Le piano dans le jazz, troisième partie

Il des pianistes, plus généralement, des musicien(ne)s qui savent transcender toutes leurs racines, toutes leurs influences pour ne conserver que la mémoire de ces racines ou de ces traditions. Comme le roseau, aucune ruptures apparentes mais un art consommé de se servir de tout, ce qu’ils ont vécu comme de ce qu’ils ont rêvé. La différence entre les deux ne sert de rien, ce sont des expériences qui forgent l’esthétique d’un artiste.

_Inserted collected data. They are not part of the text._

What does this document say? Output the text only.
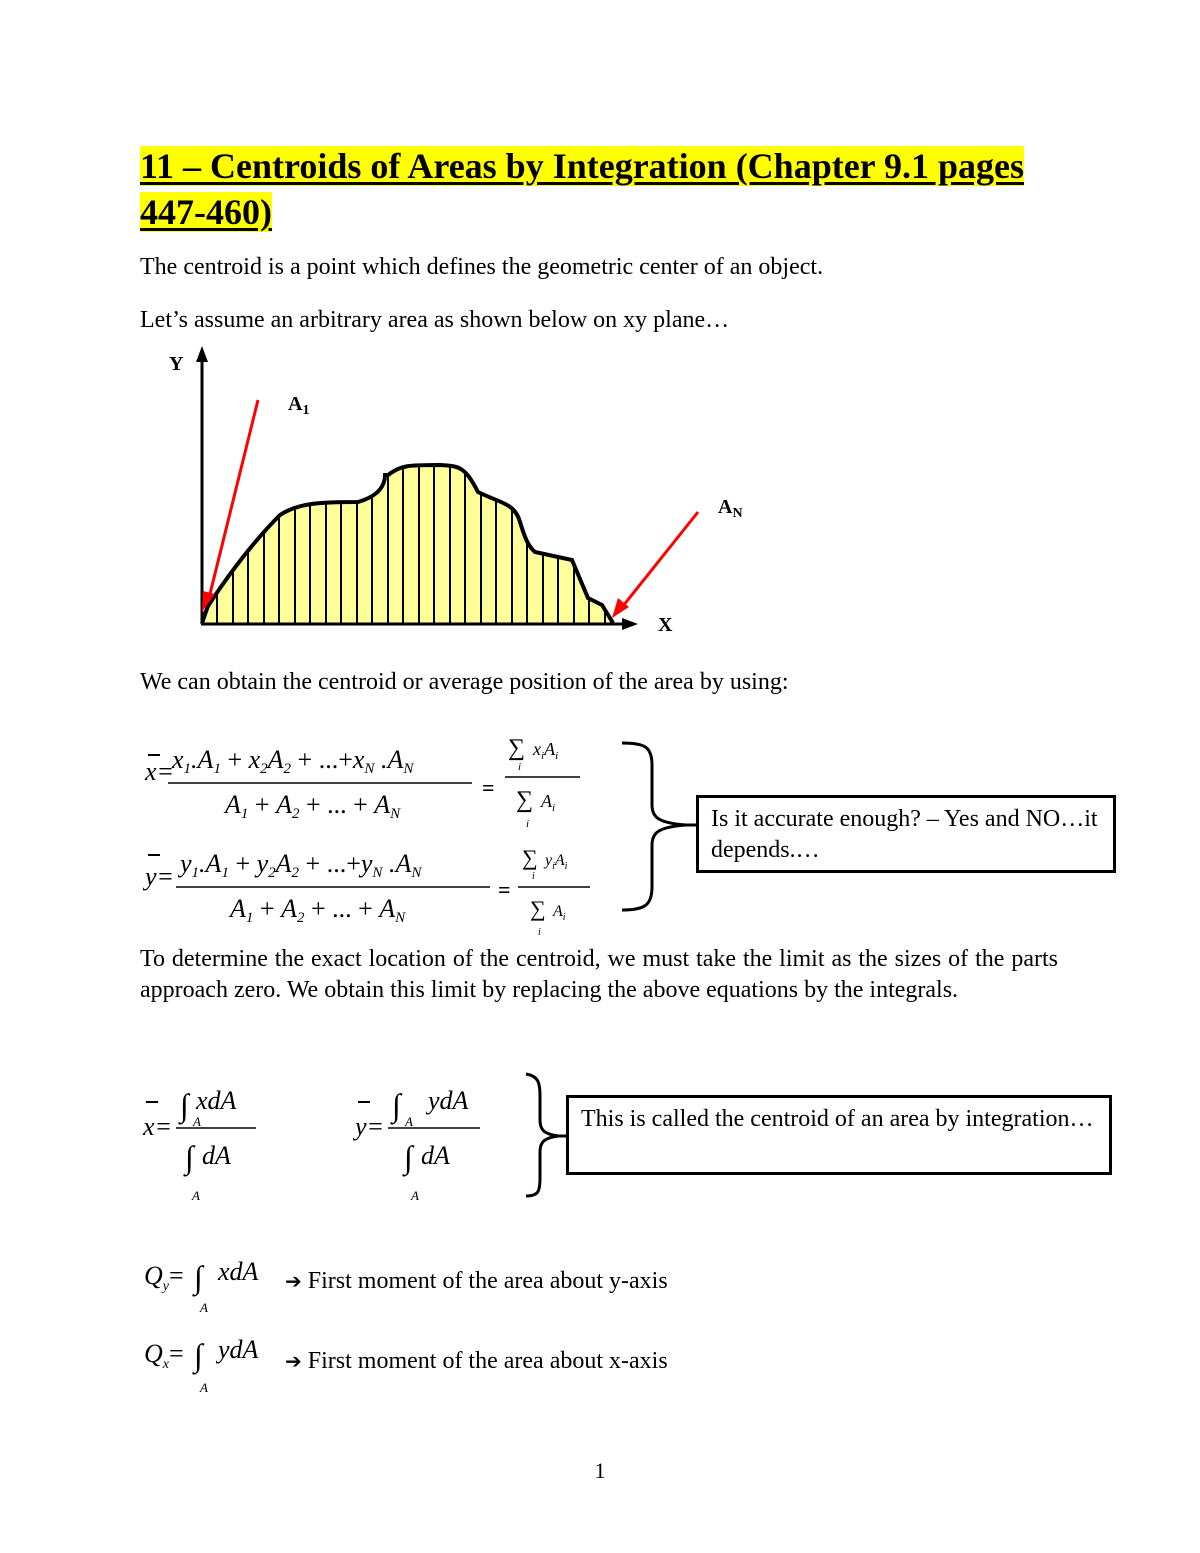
11 – Centroids of Areas by Integration (Chapter 9.1 pages 447-460)
The centroid is a point which defines the geometric center of an object.
Let’s assume an arbitrary area as shown below on xy plane…
Y
X
$A_1$
$A_N$
We can obtain the centroid or average position of the area by using:
x=
x1.A1 + x2A2 + ...+xN .AN
A1 + A2 + ... + AN
=
∑ $x_iA_i$
i
∑ $A_i$
i
y= y1.A1 + y2A2 + ...+yN .AN
A1 + A2 + ... + AN
=
∑ $y_iA_i$
i
∑ $A_i$
i
Is it accurate enough? – Yes and NO…it depends.…
To determine the exact location of the centroid, we must take the limit as the sizes of the parts approach zero. We obtain this limit by replacing the above equations by the integrals.
x=
∫ xdA
A
∫ dA
A
y=
∫ ydA
A
∫ dA
A
This is called the centroid of an area by integration…
$Q_y=$ ∫ xdA
A
$Q_x=$ ∫ ydA
A
➔ First moment of the area about y-axis
➔ First moment of the area about x-axis
1
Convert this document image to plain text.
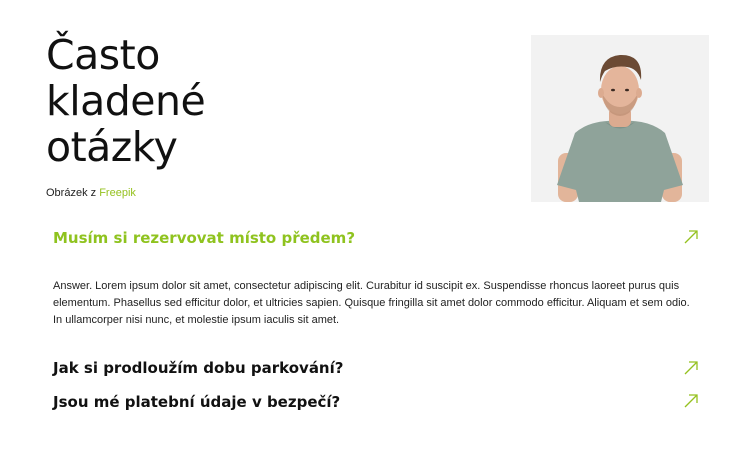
Často
kladené
otázky
Obrázek z Freepik
Musím si rezervovat místo předem?

Answer. Lorem ipsum dolor sit amet, consectetur adipiscing elit. Curabitur id suscipit ex. Suspendisse rhoncus laoreet purus quis elementum. Phasellus sed efficitur dolor, et ultricies sapien. Quisque fringilla sit amet dolor commodo efficitur. Aliquam et sem odio. In ullamcorper nisi nunc, et molestie ipsum iaculis sit amet.

Jak si prodloužím dobu parkování?
Jsou mé platební údaje v bezpečí?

C’est le cas de Steve Kuhn. Il sait tout de tout concernant le jazz. Il a participé de toutes les époques du jazz. Il a appris de toutes et se souvient de toutes. Il les a synthétisées pour en faire du Steve Kuhn. Chez lui se retrouvent Wynton Kelly et Bill Evans – le premier a succédé au deuxième dans les quintets/sextet de Miles Davis à l’orée des années 60 – comme l’énergie du free jazz, de Coltrane avec cette volonté de construire d’autres structures, d’autres règles. Contrairement à une idée reçue tellement véhiculée qu’elle semble détenir une vérité, le free jazz ce n’est pas l’absence de structures, l’anarchie totale chacun(e) jouant dans son coin sans tenir compte des autres – autrement dit une cacophonie sans nom -, mais plutôt la volonté collective de revenir à une forme de naïveté, de renouer avec les fanfares, avec les comptines, avec la simplicité. Steve Kuhn a intégré cet apport du free jazz tout en se servant des accords pour que l’oxymore – accords/absence d’accords – oblige l’auditeur à s’interroger sur ce qu’il entend. Il s’appuie sur notre mémoire pour construire une musique originale. Il faut dire que la compagnie de Steve Swallow, bassiste étrange, venu d’ailleurs avec un instrument qu’il a travaillé pour en faire son instrument à la sonorité qui ne tient ni de la contrebasse ni de la basse électrique mais d’une sorte de dialectique des deux, lui permet de s’évader vers des cieux non occupés. Joey Baron, batteur, se veut le musicien de la terre. Si le pianiste regarde vers le ciel, lui a les pieds sur cette terre… qu’il peut faire disparaître d’un coup de ses baguettes.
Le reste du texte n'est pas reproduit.